National Data | Foreign Students Displace Americans, Especially Minorities, in U.S. Universities

By Edwin S. Rubenstein

06/08/2005

What affirmative action giveth, immigration taketh away.

That could easily be the subtitle of a report highlighting the lack of diversity among graduate students.

The study, "Diversity and the Ph.D.," published by the Woodrow Wilson National Fellowship Foundation in May 2005, finds that only 7 percent of Ph.D. recipients in 2003 were U.S.-born Blacks or Hispanics — compared to 35 percent who were foreign students.

Nearly five times as many citizens of other countries earned U.S. doctorates as did black and Hispanic Americans (14,300 vs. roughly 3,000).

This comes as Harvard and many other universities are agonizing over the lack of ethnic and gender diversity in their faculties and student bodies.

It also comes at a time when affirmative action in academia is being challenged — justifiably so.

Foreign graduate students are increasingly crowding out our own people: [Table 1]

The foreign presence varies greatly among academic departments. [Table 2] Sixty-four percent of engineering PhDs. awarded in 2003 went to foreign students, as did nearly half (47 percent) of doctorates in the physical sciences.

But foreign students account for just 17 percent of education Ph.D.s.

Most foreign doctoral candidates are here on "temporary" student visas such as the J-1. Some become naturalized citizens and spend their careers working in the U.S. The others return home where they are often hired by U.S. firms outsourcing their operations abroad.

Either way the economic consequences are the same: lower income for native-born Americans — minorities and non-minorities alike.

It has been obvious for some time that the Great American Ph.D. Machine is out of control.

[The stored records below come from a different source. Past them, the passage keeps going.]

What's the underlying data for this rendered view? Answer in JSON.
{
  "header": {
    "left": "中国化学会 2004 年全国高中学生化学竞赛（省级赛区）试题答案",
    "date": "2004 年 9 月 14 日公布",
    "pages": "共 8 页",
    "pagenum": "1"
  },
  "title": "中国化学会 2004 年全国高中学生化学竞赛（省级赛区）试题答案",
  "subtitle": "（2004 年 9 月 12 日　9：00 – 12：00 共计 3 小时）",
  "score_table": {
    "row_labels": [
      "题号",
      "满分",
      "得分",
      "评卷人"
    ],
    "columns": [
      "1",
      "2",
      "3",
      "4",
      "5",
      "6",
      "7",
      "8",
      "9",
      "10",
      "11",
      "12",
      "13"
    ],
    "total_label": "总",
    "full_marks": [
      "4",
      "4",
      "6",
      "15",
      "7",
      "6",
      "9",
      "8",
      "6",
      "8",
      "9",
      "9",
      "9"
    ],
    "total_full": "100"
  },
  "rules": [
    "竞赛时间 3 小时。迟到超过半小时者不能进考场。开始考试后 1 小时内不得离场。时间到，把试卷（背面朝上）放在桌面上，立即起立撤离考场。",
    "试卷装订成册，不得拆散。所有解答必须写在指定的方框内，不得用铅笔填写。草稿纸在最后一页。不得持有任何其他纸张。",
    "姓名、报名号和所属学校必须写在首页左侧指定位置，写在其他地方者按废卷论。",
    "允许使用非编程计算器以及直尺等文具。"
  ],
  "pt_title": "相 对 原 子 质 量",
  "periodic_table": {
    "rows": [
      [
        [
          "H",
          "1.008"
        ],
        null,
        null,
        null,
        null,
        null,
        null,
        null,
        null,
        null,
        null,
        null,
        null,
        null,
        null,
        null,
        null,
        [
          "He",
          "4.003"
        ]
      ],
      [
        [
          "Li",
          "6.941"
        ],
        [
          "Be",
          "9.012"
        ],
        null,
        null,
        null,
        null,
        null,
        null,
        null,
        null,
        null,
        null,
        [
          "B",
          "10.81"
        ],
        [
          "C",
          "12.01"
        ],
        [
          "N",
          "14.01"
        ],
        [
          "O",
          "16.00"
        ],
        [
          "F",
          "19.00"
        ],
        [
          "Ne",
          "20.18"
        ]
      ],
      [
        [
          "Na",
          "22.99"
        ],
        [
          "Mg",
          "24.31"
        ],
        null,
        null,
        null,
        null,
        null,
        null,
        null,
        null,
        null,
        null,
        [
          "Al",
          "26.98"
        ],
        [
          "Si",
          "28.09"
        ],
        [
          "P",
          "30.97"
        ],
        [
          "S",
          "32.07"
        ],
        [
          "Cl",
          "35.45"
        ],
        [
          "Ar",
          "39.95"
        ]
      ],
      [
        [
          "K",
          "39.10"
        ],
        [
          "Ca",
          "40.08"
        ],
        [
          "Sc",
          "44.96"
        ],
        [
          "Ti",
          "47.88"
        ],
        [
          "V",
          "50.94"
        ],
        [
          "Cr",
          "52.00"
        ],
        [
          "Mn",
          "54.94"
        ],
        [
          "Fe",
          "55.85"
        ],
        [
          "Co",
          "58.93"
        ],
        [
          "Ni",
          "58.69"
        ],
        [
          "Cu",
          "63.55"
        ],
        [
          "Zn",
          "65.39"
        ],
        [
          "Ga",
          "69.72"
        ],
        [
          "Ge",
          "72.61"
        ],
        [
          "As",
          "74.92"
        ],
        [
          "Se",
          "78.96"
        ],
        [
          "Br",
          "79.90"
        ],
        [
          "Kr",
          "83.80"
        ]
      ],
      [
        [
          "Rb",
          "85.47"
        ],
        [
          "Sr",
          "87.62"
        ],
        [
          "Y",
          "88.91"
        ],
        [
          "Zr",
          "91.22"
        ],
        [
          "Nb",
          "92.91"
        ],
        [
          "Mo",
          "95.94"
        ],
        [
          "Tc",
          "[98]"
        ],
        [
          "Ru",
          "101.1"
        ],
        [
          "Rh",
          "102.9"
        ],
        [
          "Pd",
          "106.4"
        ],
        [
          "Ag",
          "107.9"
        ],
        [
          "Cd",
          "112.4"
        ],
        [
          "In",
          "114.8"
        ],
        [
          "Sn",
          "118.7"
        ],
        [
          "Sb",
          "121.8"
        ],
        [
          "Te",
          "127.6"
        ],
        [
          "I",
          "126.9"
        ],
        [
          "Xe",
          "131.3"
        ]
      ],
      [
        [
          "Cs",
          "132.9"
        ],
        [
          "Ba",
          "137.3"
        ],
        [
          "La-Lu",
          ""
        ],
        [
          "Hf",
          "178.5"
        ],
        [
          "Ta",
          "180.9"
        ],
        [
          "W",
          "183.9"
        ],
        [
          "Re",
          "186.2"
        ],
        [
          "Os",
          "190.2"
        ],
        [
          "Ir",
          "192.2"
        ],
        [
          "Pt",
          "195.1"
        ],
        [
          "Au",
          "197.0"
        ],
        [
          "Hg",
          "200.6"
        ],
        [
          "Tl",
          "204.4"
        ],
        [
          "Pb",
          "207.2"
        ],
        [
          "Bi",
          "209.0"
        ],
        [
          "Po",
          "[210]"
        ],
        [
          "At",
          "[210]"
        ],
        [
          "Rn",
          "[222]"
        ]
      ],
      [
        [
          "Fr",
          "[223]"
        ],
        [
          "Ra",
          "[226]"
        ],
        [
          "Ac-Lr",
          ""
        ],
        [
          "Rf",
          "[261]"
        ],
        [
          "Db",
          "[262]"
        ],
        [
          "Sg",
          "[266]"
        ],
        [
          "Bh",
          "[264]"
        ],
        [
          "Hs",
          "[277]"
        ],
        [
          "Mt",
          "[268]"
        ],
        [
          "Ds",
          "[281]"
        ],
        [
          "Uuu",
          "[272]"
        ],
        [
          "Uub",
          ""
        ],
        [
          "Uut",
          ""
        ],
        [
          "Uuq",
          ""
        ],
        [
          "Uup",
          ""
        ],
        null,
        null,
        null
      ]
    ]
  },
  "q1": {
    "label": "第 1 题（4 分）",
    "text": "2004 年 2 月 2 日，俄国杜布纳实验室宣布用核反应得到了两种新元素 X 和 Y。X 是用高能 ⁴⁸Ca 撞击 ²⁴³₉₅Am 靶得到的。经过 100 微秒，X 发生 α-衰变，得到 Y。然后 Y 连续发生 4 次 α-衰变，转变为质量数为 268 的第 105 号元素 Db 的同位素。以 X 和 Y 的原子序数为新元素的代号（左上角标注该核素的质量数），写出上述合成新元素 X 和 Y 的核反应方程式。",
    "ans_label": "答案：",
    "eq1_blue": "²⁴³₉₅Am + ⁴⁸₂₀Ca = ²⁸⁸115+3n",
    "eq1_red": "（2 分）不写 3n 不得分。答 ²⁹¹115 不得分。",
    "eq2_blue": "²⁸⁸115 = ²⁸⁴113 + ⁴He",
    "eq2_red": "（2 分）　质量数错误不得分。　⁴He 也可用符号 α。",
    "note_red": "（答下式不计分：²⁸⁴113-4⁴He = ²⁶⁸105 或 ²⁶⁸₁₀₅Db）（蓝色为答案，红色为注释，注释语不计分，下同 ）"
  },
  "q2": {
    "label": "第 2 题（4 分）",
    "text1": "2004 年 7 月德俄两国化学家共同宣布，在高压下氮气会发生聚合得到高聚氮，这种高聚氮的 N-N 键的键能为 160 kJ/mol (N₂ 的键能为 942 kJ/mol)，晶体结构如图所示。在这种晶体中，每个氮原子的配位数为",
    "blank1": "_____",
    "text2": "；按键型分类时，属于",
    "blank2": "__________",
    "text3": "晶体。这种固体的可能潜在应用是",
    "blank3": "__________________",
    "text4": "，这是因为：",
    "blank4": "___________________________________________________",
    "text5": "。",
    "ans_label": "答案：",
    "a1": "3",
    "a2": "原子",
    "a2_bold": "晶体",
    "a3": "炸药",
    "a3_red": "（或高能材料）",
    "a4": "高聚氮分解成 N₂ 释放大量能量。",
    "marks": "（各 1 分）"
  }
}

Universities overproduce Ph.Ds, partly because they provide cheap teaching labor. Job markets are glutted.

But the downside of foreign dominance extends beyond economics. Ph.D.s go on to become professors, talking heads, policy makers. They lead the way in the world of thought. While teaching future generations how to think they inevitably impart their system of values. Do we want to relinquish this responsibility to people from other cultures?

The Woodrow Wilson study articulates a moral imperative also:

"While a strong presence of international students constitutes one desirable form of academic diversity, it must not substitute for the form of diversity we are discussing here….Educating the world’s students while neglecting significant groups of the national population is a vast inequality at the highest academic level. This situation diminishes the value of American citizenship for too many of our citizens, and runs counter to the founding principles of the United States."

To which we say: Amen.

Edwin S. Rubenstein is President of ESR Research Economic Consultants in Indianapolis.